MySinchew
Perak, with its tin mines and rubber plantations was once the economic engine of Malaysia. Those days have sadly passed, and the Silver State has unfortunately become a minor stop between KL and Penang that is bypassed by commuters anyway.
It cannot be denied that the state is in decline, with it's towns shrinking and ageing as the young people leave for greener pastures. We can joke about our 'Ipoh mari' friends all we like, but their presence in far-off places like the Klang Valley is indicative of the former BN government's failings in Perak. While well-meaning, it's inability to diversify an economy heavily-dependent on natural resources, coupled by it's relatively junior Umno leadership (compared to say, Johor and Pahang) meant that the state missed out the economic growth of the last couple of decades.
Given all these problems, it is perhaps unsurprising that the state didn't fall any earlier to the opposition. Indeed, the state has a proud tradition in this regard, from the charismatic Seenivasagam brothers in the 50s and 60s, to the solid PAS vote-banks in Parit Buntar and DAP enclaves in the Kinta Valley. Indeed, these areas were crucial in the Pakatan Rakyat's victory here, and many have looked to the new alliance to revive Perak's fortunes.
The challenges are formidable though: the Pakatan Rakyat's position is fragile, having a slim two seat majority in the State Assembly not to
mention a vigilant royal household.
"The Pakatan Rakyat's success or failures in Perak will have a direct bearing on the alliance's fortunes as a whole." |
All eyes, therefore will be on new PAS Menteri Besar, engineer Nizar Jamaluddin and the two DAP strongmen/lawyers in the Exco, Dato Ngeh Koo Ham (supposedly the 'only Datuk' in the party) and his cousin Nga Kor Ming - also the head of the party's youth wing, the DAPSY.

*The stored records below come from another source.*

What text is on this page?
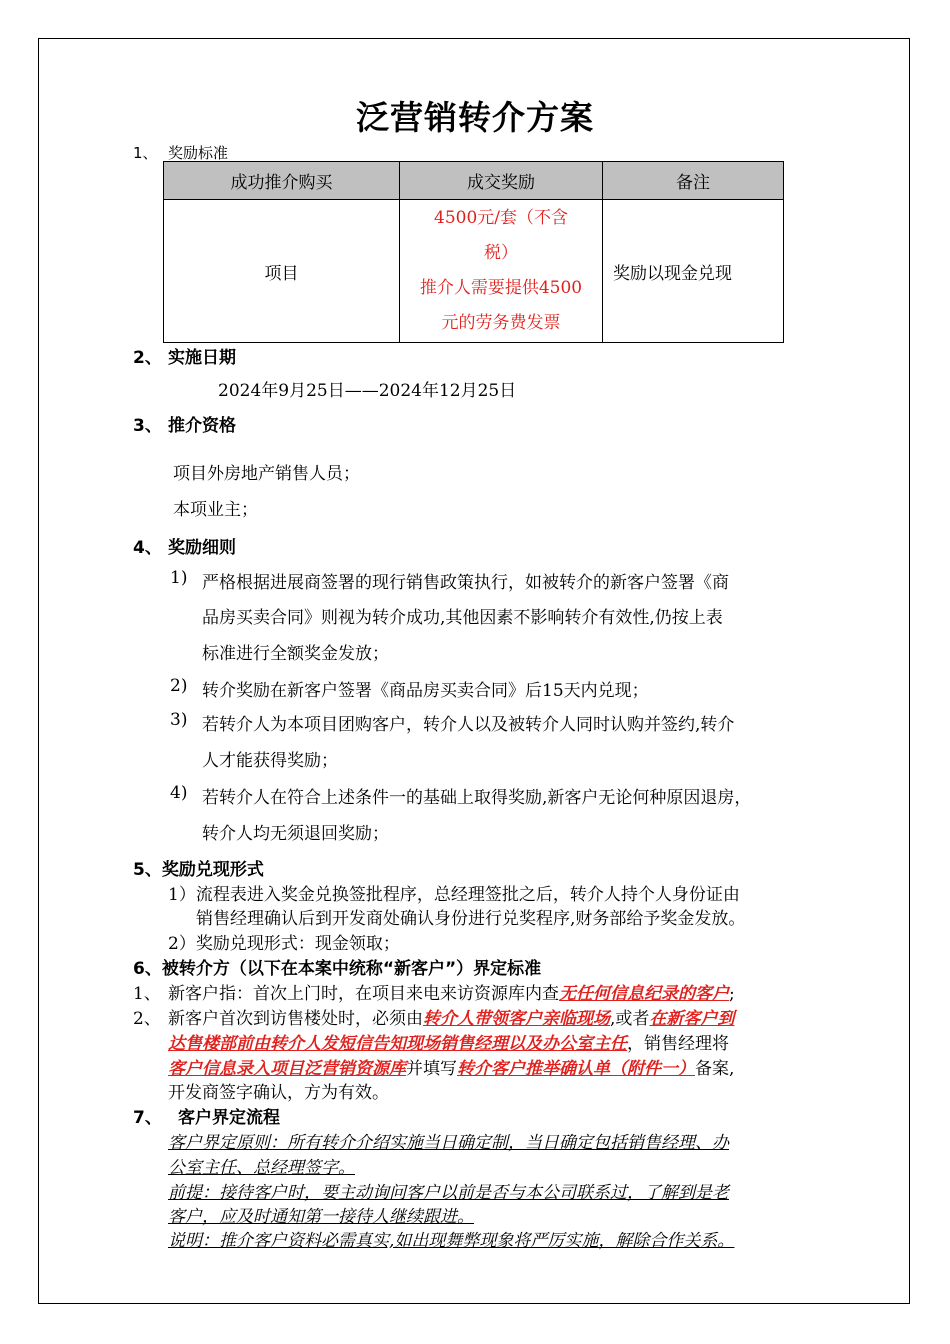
泛营销转介方案
1、 奖励标准
成功推介购买	成交奖励	备注
项目	4500元/套（不含
税）
推介人需要提供4500
元的劳务费发票	奖励以现金兑现
2、 实施日期
2024年9月25日——2024年12月25日
3、 推介资格
项目外房地产销售人员；
本项业主；
4、 奖励细则
1) 严格根据进展商签署的现行销售政策执行，如被转介的新客户签署《商
品房买卖合同》则视为转介成功,其他因素不影响转介有效性,仍按上表
标准进行全额奖金发放；
2) 转介奖励在新客户签署《商品房买卖合同》后15天内兑现；
3) 若转介人为本项目团购客户，转介人以及被转介人同时认购并签约,转介
人才能获得奖励；
4) 若转介人在符合上述条件一的基础上取得奖励,新客户无论何种原因退房，
转介人均无须退回奖励；
5、奖励兑现形式
1）流程表进入奖金兑换签批程序，总经理签批之后，转介人持个人身份证由
销售经理确认后到开发商处确认身份进行兑奖程序,财务部给予奖金发放。
2）奖励兑现形式：现金领取；
6、被转介方（以下在本案中统称“新客户”）界定标准
1、 新客户指：首次上门时，在项目来电来访资源库内查无任何信息纪录的客户;
2、 新客户首次到访售楼处时，必须由转介人带领客户亲临现场,或者在新客户到
达售楼部前由转介人发短信告知现场销售经理以及办公室主任，销售经理将
客户信息录入项目泛营销资源库并填写转介客户推举确认单（附件一）备案,
开发商签字确认，方为有效。
7、 客户界定流程
客户界定原则：所有转介介绍实施当日确定制，当日确定包括销售经理、办
公室主任、总经理签字。
前提：接待客户时，要主动询问客户以前是否与本公司联系过，了解到是老
客户，应及时通知第一接待人继续跟进。
说明：推介客户资料必需真实,如出现舞弊现象将严厉实施，解除合作关系。
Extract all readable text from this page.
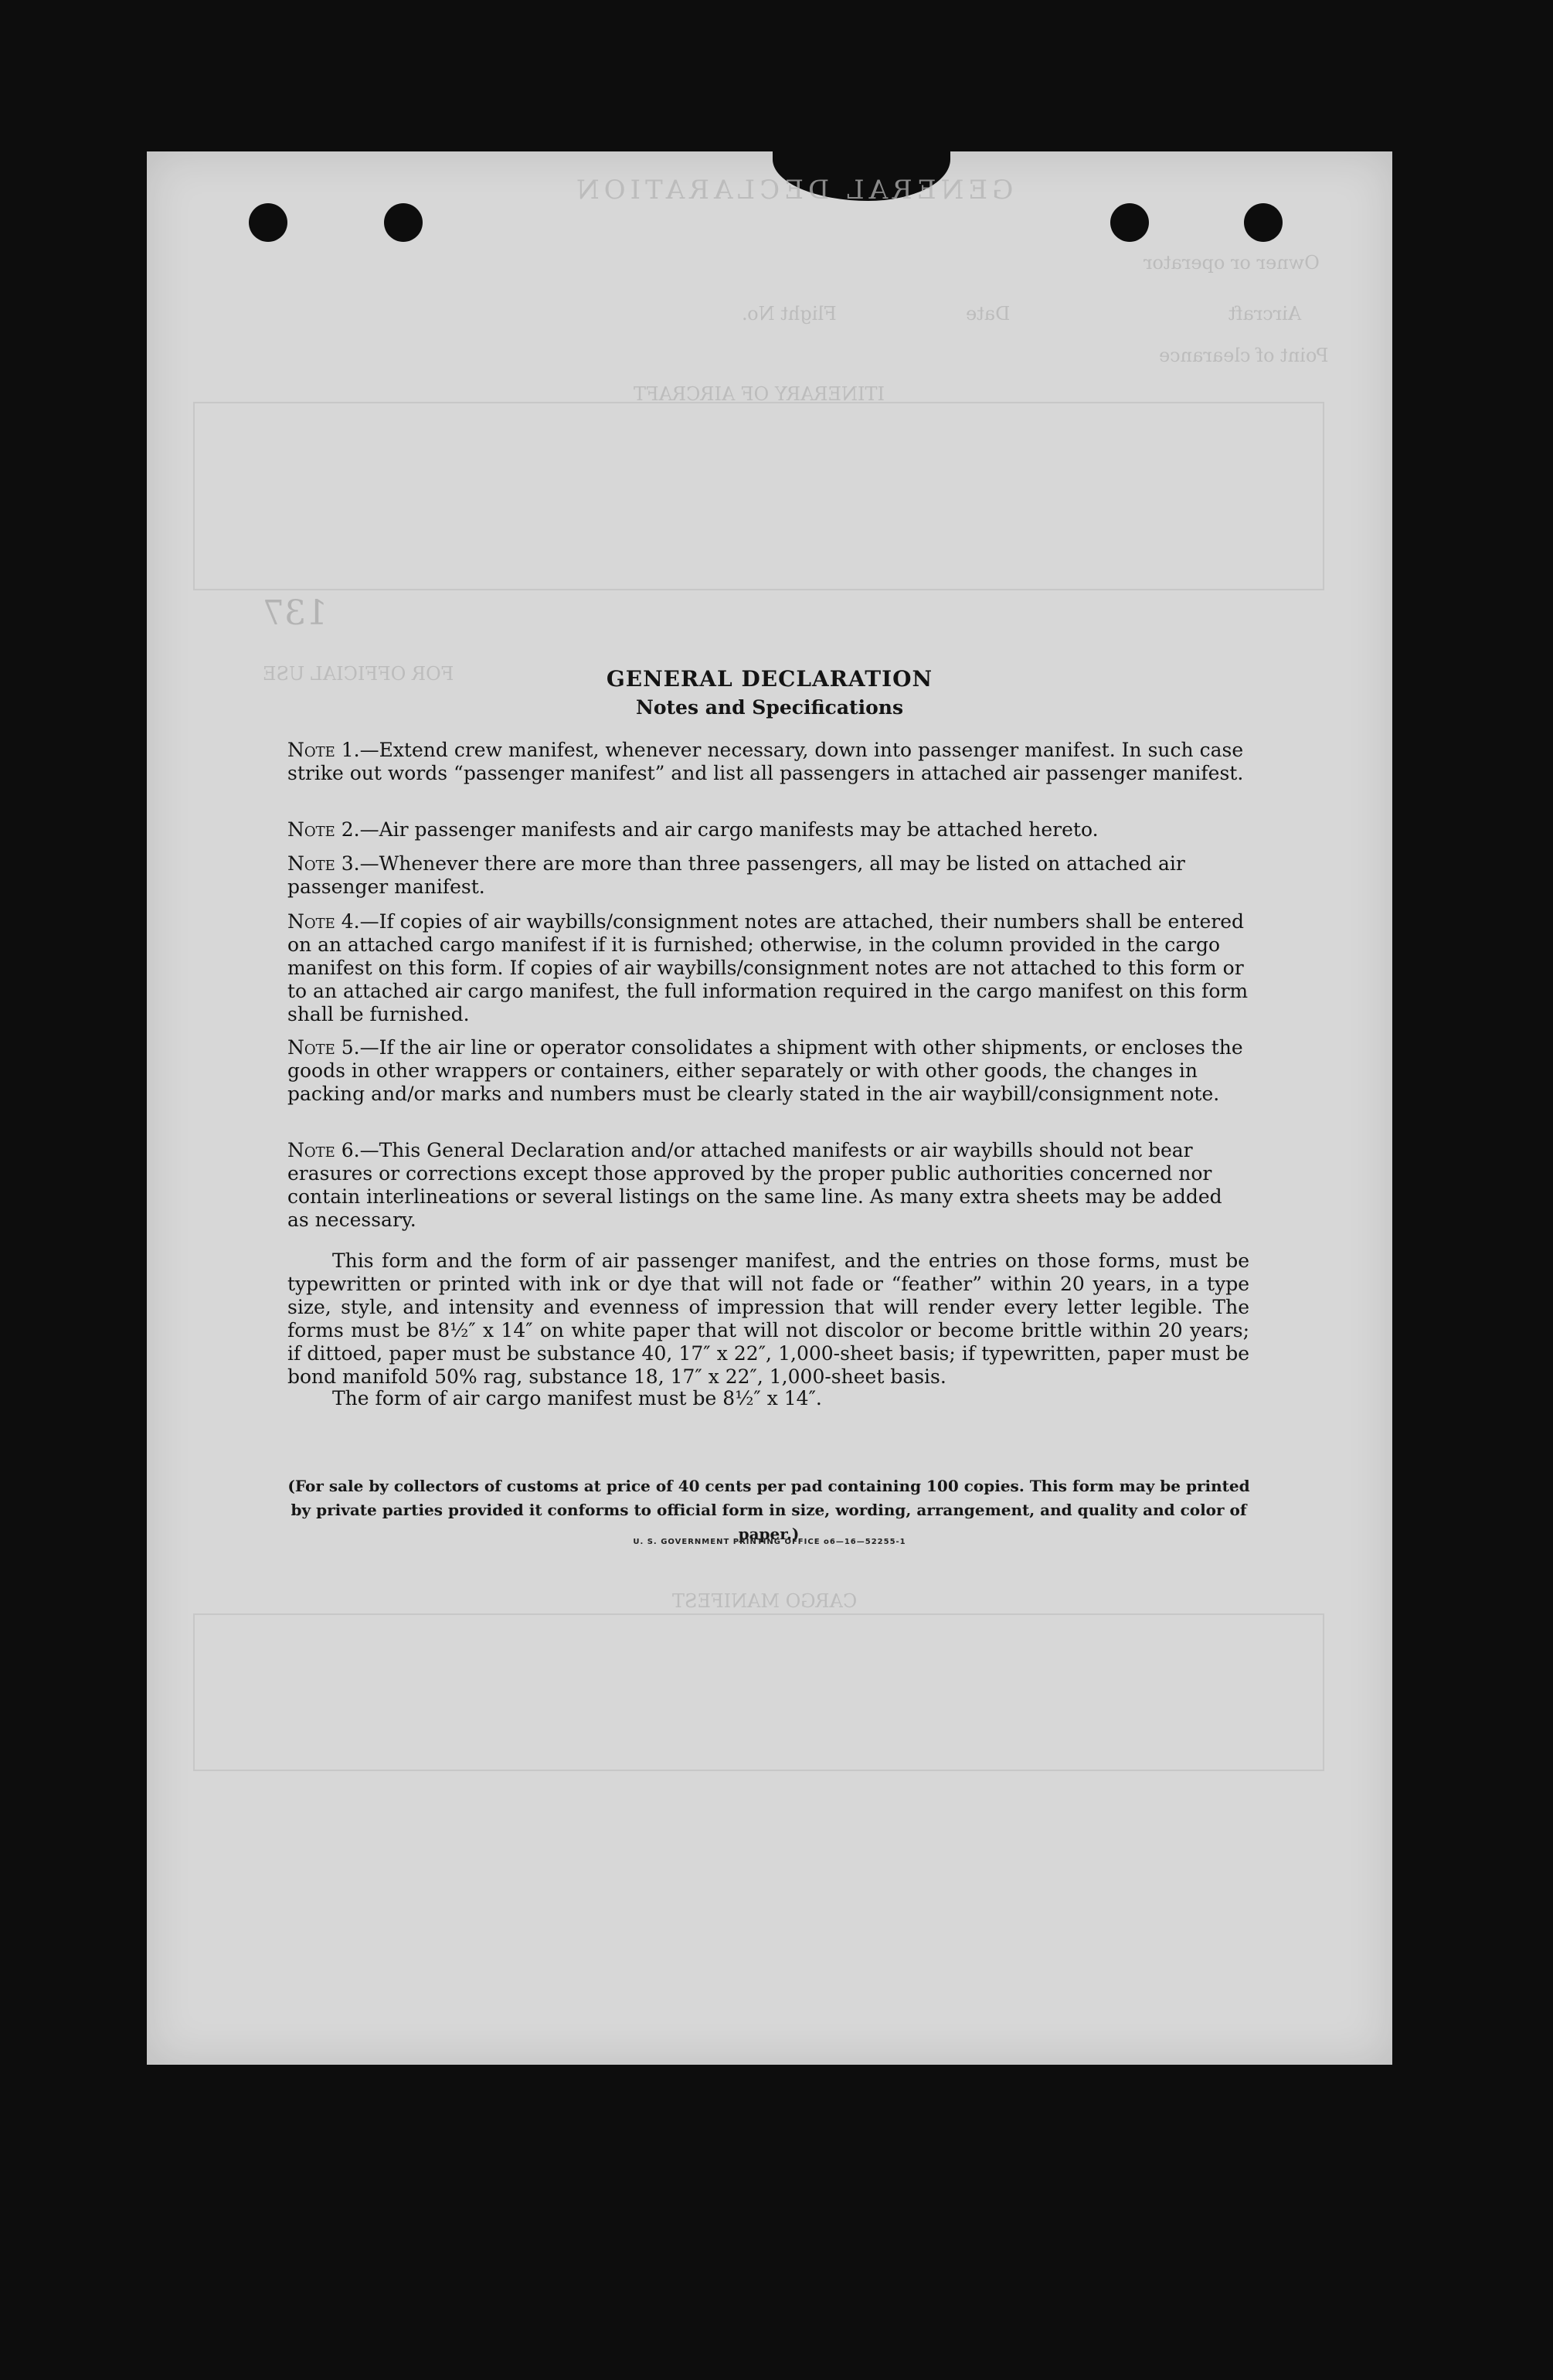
GENERAL DECLARATION
Owner or operator
Aircraft
Flight No.	Date
Point of clearance
ITINERARY OF AIRCRAFT
FOR OFFICIAL USE
CARGO MANIFEST
137
GENERAL DECLARATION
Notes and Specifications
Note 1.—Extend crew manifest, whenever necessary, down into passenger manifest. In such case strike out words “passenger manifest” and list all passengers in attached air passenger manifest.
Note 2.—Air passenger manifests and air cargo manifests may be attached hereto.
Note 3.—Whenever there are more than three passengers, all may be listed on attached air passenger manifest.
Note 4.—If copies of air waybills/consignment notes are attached, their numbers shall be entered on an attached cargo manifest if it is furnished; otherwise, in the column provided in the cargo manifest on this form. If copies of air waybills/consignment notes are not attached to this form or to an attached air cargo manifest, the full information required in the cargo manifest on this form shall be furnished.
Note 5.—If the air line or operator consolidates a shipment with other shipments, or encloses the goods in other wrappers or containers, either separately or with other goods, the changes in packing and/or marks and numbers must be clearly stated in the air waybill/consignment note.
Note 6.—This General Declaration and/or attached manifests or air waybills should not bear erasures or corrections except those approved by the proper public authorities concerned nor contain interlineations or several listings on the same line. As many extra sheets may be added as necessary.
This form and the form of air passenger manifest, and the entries on those forms, must be typewritten or printed with ink or dye that will not fade or “feather” within 20 years, in a type size, style, and intensity and evenness of impression that will render every letter legible. The forms must be 8½″ x 14″ on white paper that will not discolor or become brittle within 20 years; if dittoed, paper must be substance 40, 17″ x 22″, 1,000-sheet basis; if typewritten, paper must be bond manifold 50% rag, substance 18, 17″ x 22″, 1,000-sheet basis.
The form of air cargo manifest must be 8½″ x 14″.
(For sale by collectors of customs at price of 40 cents per pad containing 100 copies. This form may be printed by private parties provided it conforms to official form in size, wording, arrangement, and quality and color of paper.)
U. S. GOVERNMENT PRINTING OFFICE o6—16—52255-1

The three men have wasted no time in shaking up the state's staid civil service and political landscape by issuing permanent land titles to the residents of Perak's New Villages thereby reinforcing the new administration's pro-rakyat focus.
It has not been all smooth sailing, though, as Nizar's summons to the Palace over the treatment of state religious department director Dato' Jamry Sury proves. Despite this, Nizar remains cool yet forceful, steering public discourse away from contentious issues like the role of the monarchy or the 'Islamic State' agenda of his party to more manageable, common ground.
Still Nizar's diplomatic manner belies his delicate political position. With only six state assemblymen (DAP has eighteen) PAS is the smallest party in the ruling coalition. Nizar however, takes pains to affirm the strength and long-term nature of his bonds with his DAP partners, which is something that Ngeh is also keen to stress. As young, successful professionals, they are a different breed from the ulamas and trade union activists that make up their party's old guards, hence ostensibly free of the baggage of past rivalries.
The ability of the two parties to cooperate, in Perak especially, has nationwide implications. The coming together of two very different sets of men, namely two Chinese, DAP lawyers and a UK-educated PAS engineer fluent in several languages, holds out the possibility of a new paradigm in multiracial politics. Men like Nizar, Ngeh and Nga are a 'new wave' of leaders for their party, who might be able to move beyond the tensions that divide PAS and the DAP at the federal level.
The Pakatan Rakyat's success or failures in Perak will have a direct bearing on the alliance's fortunes as a whole. The Barisan Nasional too, or rather Umno, also needs to reinvent their party lines the way their rivals in the State Government are now doing to present them with a creditable opposition. This will not only revive Perak, but also bring the state back to the forefront of Malaysian politics and economics.